Back to the (i386) bottle

In the spring of my last year at Washington State University, I bought an eMachines M6807, one of the first reasonably-priced laptops with a 64-bit processor in it. I almost immediately installed a 64-bit distribution on it, and then almost immediately went back to 32-bit (if I remember correctly, it had a Broadcom wifi card that could only be used with 32-bit ndiswrapper).

Somewhere around the time the b43 driver came out, I switched back to 64-bit Fedora and, in the two laptops since then, have stuck with it. Until today. When I upgraded from Fedora 13 to Fedora 14, I started running into memory problems, and it finally came to a head today when Firefox, Evolution and Eclipse combined were enough to make my laptop start swapping. Heavily. The hard drive light may be pretty, but watching the desktop sitting unresponsive isn’t my idea of fun (or of being productive).

I have 3GB of RAM on this laptop. There should be little need for swap, and no thrashing at all. I decided to install Fedora 14 i386 on a second partition and see if it made any difference. Sure enough, with Firefox, Evolution and Eclipse open for several hours, I’m currently sitting at 815MB used, 2185MB free.

So where do I even start filing a bug on this?


Comments

Björn Ruberg
Friday, Dec 10, 2010

Yeah, I’m experiencing too that the memory usage of 64-bit Fedora is very very high. It’s annoying. 2 Gigabytes of RAM were not enough - 4 Gigabytes are. At least most of the time.

Colin Walters
Friday, Dec 10, 2010

Basicalyl, you should only install with x86_64 if you need to, i.e. you have 4G of RAM or bigger.

Jonathan Dieter
Friday, Dec 10, 2010

Yeah, I think I’m pretty convinced.

Adam Williamson
Saturday, Dec 11, 2010

Broadly speaking, you don’t. 64-bit code uses more RAM than 32-bit. The difference shouldn’t be that big, though; are you sure you ran Firefox and Evo as long 32-bit as you did 64-bit? They tend to just keep creeping up over time.

The difference should be about a third (more RAM used by 64-bit), I’m told by those smarter than myself.

Keiran "Affix" Smith
Saturday, Dec 11, 2010

Alot of people seem to be having this issue as I have seen. Personally 2GB of RAM and 3.06GHz 64bit Dual Core Processor is quite sufficient for me.

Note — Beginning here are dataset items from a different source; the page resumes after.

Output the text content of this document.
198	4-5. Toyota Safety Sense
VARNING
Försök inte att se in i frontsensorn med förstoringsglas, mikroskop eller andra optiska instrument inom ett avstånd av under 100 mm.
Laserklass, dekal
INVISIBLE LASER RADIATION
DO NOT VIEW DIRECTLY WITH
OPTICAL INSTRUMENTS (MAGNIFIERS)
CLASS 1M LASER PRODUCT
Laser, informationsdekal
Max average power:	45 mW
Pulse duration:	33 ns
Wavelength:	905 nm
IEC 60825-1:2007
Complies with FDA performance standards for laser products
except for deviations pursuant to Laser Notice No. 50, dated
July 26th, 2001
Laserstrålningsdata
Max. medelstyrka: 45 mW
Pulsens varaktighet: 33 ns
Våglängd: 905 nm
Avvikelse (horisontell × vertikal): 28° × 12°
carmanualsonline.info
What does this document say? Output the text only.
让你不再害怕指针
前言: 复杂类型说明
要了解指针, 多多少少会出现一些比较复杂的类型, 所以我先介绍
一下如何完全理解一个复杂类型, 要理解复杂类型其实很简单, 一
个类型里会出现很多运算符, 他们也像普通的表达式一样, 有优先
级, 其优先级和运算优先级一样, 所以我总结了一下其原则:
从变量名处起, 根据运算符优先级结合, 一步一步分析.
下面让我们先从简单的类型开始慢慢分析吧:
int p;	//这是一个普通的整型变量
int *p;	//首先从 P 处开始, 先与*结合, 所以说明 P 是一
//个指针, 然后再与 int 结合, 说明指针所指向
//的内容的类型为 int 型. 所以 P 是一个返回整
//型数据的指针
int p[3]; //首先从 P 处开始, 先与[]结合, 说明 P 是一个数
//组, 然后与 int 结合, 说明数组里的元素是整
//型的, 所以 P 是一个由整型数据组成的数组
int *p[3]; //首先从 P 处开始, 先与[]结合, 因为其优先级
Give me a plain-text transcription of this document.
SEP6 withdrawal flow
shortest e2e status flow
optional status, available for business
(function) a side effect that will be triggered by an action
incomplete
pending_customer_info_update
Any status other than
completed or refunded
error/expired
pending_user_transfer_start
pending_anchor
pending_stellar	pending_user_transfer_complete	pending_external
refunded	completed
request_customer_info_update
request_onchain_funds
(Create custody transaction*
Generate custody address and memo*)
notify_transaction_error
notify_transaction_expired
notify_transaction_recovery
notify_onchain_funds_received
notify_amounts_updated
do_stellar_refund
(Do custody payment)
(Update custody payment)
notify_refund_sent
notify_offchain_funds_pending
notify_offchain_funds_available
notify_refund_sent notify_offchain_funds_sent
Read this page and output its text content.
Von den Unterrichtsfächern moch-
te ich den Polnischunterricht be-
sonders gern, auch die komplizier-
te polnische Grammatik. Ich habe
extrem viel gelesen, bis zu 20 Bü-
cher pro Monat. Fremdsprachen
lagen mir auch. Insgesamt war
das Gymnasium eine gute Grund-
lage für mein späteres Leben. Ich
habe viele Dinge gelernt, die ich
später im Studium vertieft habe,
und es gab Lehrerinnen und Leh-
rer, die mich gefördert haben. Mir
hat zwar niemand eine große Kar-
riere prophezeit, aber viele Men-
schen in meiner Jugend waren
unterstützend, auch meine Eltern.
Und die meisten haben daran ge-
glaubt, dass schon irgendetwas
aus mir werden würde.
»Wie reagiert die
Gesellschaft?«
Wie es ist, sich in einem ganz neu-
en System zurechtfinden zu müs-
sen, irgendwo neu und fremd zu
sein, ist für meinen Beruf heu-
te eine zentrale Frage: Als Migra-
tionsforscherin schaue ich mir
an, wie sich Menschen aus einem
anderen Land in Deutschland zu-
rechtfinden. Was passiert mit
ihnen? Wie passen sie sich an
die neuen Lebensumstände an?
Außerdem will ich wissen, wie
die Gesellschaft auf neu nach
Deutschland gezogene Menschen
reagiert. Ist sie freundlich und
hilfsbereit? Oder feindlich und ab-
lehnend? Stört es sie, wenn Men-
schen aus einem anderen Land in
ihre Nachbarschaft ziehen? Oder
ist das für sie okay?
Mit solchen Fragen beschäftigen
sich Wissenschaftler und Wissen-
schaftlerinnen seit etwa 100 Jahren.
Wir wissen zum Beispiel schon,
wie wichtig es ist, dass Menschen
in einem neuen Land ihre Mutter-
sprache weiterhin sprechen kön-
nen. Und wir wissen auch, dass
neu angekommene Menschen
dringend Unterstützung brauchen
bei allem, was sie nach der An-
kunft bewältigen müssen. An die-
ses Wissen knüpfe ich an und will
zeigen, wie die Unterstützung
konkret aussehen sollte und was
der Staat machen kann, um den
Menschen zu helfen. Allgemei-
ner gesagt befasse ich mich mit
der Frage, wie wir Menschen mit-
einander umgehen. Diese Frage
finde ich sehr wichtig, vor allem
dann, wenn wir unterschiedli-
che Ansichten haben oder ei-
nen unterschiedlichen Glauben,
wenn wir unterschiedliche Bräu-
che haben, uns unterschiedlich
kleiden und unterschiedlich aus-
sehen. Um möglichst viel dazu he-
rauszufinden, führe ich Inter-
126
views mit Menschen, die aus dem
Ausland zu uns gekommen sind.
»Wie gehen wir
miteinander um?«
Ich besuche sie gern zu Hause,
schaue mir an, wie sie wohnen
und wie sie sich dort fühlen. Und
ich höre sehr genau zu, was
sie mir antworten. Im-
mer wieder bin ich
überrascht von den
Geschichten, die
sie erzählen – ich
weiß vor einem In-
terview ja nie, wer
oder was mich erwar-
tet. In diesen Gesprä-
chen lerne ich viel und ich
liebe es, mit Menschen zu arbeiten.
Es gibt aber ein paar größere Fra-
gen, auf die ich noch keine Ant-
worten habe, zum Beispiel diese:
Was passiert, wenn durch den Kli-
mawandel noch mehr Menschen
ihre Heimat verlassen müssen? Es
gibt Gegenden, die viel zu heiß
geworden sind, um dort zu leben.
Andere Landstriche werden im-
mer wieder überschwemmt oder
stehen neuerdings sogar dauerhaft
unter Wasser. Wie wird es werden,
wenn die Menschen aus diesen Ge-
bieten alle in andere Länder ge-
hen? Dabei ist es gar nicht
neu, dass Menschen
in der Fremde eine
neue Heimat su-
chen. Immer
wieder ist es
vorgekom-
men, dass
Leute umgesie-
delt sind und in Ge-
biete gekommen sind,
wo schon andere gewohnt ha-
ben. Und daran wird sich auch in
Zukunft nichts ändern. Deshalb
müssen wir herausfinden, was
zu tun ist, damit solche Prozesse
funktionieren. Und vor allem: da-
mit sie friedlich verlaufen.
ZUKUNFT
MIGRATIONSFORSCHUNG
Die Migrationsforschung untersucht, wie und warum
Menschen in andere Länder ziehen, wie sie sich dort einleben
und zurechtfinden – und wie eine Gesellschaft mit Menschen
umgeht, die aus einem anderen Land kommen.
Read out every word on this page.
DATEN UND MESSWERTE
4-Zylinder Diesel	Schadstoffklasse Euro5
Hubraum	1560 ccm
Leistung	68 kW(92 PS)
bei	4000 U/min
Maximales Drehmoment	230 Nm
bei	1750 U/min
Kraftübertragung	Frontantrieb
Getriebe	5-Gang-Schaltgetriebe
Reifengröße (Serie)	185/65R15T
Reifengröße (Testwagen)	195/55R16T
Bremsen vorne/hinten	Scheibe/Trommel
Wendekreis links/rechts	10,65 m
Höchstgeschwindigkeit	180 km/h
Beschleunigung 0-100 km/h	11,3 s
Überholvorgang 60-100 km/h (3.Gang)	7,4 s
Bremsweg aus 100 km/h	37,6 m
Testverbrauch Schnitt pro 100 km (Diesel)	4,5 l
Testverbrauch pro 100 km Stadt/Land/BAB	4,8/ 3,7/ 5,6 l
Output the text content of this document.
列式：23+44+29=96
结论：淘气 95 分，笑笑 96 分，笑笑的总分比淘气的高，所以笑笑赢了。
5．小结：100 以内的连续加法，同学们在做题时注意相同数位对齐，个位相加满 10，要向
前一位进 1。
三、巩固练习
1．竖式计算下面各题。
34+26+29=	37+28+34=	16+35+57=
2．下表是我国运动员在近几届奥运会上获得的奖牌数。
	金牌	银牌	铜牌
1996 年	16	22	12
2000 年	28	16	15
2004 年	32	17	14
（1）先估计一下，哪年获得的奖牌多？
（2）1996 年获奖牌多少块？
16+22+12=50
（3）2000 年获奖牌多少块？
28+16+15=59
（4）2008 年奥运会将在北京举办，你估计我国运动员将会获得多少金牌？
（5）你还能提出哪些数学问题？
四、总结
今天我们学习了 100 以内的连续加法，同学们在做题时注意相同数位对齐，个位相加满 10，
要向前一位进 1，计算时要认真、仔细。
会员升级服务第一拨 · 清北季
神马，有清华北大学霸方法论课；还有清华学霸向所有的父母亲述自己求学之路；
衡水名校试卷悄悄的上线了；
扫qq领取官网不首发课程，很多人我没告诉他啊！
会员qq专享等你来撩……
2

However when I am compiling large things I experience heavy swapping. But that is to be expected really. If you decide to go back to 64-bit at any time try flushing your ram on a set time period and see if that helps.

Jonathan Dieter
Saturday, Dec 11, 2010

There does seem to be a memory leak, but it’s in mutter, or, more likely, the video driver itself (intel). The thing is, even after leaving it running overnight, I still had just under 2GB free and after a killall -9 mutter, was back at 2.2GB free. Under x86_64, after leaving it running overnight, I would have 600MB free and it would have already started swapping. Killall -9 mutter would bring it back to 1.2GB free.

I’ve heard the same 30% more RAM for x86_64, but I’m consistently seeing something more like 100% more RAM for x86_64. I have no idea why and, while I’d like to run x86_64, it’s just not worth that much RAM.

Peter
Saturday, Dec 11, 2010

I’m seeing the same thing, I certainly never saw this in Fedora 13. Both x64. I use primarily evolution and firefox. One thing I have noticed is that the IOwait is horrific. Some of that is the swaping but according to iotop not all of it.